In today’s epistle we read: “He that shall find me [Wisdom], shall find life, and shall have salvation from the Lord”. And so, today’s feast of the Holy Rosary widens our vision in a second way as we begin to see beyond history, or civilization, and contemplate the fullness of life itself, and what it means to be human. And the one who teaches us to be fully human is Christ, who is true God and true Man.
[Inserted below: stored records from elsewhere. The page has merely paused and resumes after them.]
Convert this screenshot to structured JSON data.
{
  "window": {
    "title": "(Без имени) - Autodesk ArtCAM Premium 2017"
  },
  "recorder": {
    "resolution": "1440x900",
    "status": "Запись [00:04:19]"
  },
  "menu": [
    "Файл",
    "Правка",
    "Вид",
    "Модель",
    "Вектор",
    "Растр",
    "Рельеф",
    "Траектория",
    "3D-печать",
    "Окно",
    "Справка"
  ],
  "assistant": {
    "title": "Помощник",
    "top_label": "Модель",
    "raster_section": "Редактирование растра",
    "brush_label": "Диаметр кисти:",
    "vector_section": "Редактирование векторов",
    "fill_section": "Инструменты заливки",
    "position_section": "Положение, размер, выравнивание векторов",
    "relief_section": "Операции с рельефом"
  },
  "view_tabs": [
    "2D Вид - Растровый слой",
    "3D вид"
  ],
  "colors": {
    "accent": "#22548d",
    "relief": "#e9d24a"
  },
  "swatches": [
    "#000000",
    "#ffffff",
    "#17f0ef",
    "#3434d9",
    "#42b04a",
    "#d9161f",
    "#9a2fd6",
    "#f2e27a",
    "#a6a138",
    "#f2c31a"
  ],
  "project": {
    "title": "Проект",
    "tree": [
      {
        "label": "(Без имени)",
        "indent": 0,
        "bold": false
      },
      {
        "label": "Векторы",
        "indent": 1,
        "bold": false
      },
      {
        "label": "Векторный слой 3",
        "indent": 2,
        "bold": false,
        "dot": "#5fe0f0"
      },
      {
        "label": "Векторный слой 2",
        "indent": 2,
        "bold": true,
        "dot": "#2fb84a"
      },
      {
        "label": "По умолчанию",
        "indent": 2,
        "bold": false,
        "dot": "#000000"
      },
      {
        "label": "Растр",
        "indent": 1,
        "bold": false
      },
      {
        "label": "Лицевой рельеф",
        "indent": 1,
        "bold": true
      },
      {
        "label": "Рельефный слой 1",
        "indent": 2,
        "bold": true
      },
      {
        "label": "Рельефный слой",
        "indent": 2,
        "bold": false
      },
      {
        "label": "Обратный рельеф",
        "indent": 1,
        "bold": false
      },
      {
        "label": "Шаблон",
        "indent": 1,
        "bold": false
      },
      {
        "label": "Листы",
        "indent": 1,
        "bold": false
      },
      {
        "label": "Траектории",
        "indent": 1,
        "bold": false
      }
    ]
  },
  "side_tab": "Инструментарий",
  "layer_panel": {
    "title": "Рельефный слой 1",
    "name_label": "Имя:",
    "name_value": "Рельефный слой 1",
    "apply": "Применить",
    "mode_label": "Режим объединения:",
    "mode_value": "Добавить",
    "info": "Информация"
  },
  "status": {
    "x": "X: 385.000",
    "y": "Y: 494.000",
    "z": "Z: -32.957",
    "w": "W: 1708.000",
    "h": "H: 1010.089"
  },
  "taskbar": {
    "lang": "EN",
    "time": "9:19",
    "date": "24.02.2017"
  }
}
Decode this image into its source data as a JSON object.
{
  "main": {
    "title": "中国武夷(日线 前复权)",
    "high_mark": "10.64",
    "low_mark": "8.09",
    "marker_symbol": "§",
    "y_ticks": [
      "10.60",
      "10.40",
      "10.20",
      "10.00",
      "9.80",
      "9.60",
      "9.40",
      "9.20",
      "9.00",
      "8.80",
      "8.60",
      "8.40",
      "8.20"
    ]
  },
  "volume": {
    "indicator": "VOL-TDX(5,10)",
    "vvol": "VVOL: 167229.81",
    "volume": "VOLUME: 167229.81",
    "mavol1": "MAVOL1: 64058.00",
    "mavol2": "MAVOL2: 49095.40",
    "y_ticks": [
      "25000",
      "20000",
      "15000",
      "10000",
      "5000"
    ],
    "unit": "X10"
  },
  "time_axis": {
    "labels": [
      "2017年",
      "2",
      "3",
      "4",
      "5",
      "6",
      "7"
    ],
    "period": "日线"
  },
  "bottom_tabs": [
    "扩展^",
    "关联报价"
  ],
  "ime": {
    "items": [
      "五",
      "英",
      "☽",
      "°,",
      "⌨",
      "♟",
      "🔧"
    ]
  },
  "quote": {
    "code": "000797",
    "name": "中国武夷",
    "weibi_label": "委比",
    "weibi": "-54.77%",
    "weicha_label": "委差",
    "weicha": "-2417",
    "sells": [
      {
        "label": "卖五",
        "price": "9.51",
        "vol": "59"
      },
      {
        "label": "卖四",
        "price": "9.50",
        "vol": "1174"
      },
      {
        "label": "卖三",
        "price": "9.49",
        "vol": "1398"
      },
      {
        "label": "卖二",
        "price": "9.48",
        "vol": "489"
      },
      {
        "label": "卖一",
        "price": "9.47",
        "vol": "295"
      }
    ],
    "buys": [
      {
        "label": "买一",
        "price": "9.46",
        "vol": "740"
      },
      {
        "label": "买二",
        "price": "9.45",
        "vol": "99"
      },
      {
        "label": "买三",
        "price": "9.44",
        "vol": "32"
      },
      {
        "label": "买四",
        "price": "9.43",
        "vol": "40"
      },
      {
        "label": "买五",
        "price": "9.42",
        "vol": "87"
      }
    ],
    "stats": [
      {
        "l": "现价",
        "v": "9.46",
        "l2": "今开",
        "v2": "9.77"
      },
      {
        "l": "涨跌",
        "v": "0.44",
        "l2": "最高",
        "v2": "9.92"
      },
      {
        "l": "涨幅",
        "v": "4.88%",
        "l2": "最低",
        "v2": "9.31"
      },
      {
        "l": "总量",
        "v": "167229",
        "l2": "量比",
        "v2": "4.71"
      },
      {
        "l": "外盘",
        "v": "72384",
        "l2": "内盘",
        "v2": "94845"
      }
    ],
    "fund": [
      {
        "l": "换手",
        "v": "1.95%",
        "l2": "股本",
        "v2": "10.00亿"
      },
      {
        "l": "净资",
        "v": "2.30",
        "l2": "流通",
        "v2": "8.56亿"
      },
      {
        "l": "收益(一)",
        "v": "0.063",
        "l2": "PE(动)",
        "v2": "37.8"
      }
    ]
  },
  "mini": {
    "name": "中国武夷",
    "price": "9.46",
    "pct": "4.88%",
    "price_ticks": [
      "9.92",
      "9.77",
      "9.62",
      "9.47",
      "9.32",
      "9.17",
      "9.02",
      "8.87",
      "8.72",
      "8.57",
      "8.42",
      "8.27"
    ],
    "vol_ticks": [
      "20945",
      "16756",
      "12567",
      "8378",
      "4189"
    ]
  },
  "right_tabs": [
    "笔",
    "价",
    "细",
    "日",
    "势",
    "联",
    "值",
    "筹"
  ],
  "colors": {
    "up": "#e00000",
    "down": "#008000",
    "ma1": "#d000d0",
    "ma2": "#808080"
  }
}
It is central to St Thomas‘ teaching - following the Tradition of the Fathers - that Christ assumed our human nature for a reason: in order to redeem it. We often hear it said that we’re made in God’s image and likeness, but it’s often forgotten that this divine image and likeness was (and is) deformed by sin. So Christ became Man in order to restore the image of God in us. And Jesus not only healed our deformities but, moreover, by grace, gave us his beauty as the Son of God. And so, when we meditate on the Rosary, we consider what Our Lord has done “for us men and for our salvation” by his coming as Man. As Pope John Paul II said, in the Rosary we are led by Mary to “contemplate the beauty on the face of Christ and to experience the depths of his love”.
Essentially, we contemplate the one mystery of the Incarnation - albeit made digestible in 15 (or even 20) mysteries! We contemplate the mystery of Christ’s humanity that encompasses the joys and sorrows of our life on earth, and the glory that is to be ours by the grace of baptism. And we don’t just contemplate, but we also preach… We preach by becoming imitators of Christ, so that we have the radiant beauty of holiness. How might we do this? Through remembering our identity as Christians: sons of God in the Son of God. John Paul II said that “in the recitation of the Rosary, the Christian community enters into contact with the memories and the contemplative gaze of Mary”. And so, with these memories we become more closely united to the incarnate Lord, and we are transformed by these graced memories so that, as it were, we take on our true identity as Christians - little Christs!
Finally, this union with Christ that is deepened by the Rosary points to the third widening of vision that today’s feast celebrates. For the end, the goal of the Rosary, is that we “obtain what they [the mysteries] promise”, and this, of course, is eternal salvation. By imitating what they contain, that is, by imitating Christ himself, we come at last, through grace, to obtain the widest - and indeed, the most HD - vision of all, namely, the Beatific Vision. We will have an eternal vision of the eternal God… and this is what our faith hopes for, this is what the mysteries of the Rosary promise, this is what the perfection of grace in our lives consists in.
And this is the beautiful vision we Christians have to recall… to our neighbours, to our country, to Europe, and to the world. It is a vision worth defending as our ancestors did at Lepanto, and it is a vision worth living, and paying the price for.
It is a vision that is certainly a lot wider, and with infinitely higher definition than the black-and-white, fuzzy vision, with very loud volume, offered by others in our contemporary Western society.
May Our Lady give us the victory through her powerful intercession in the most holy Rosary!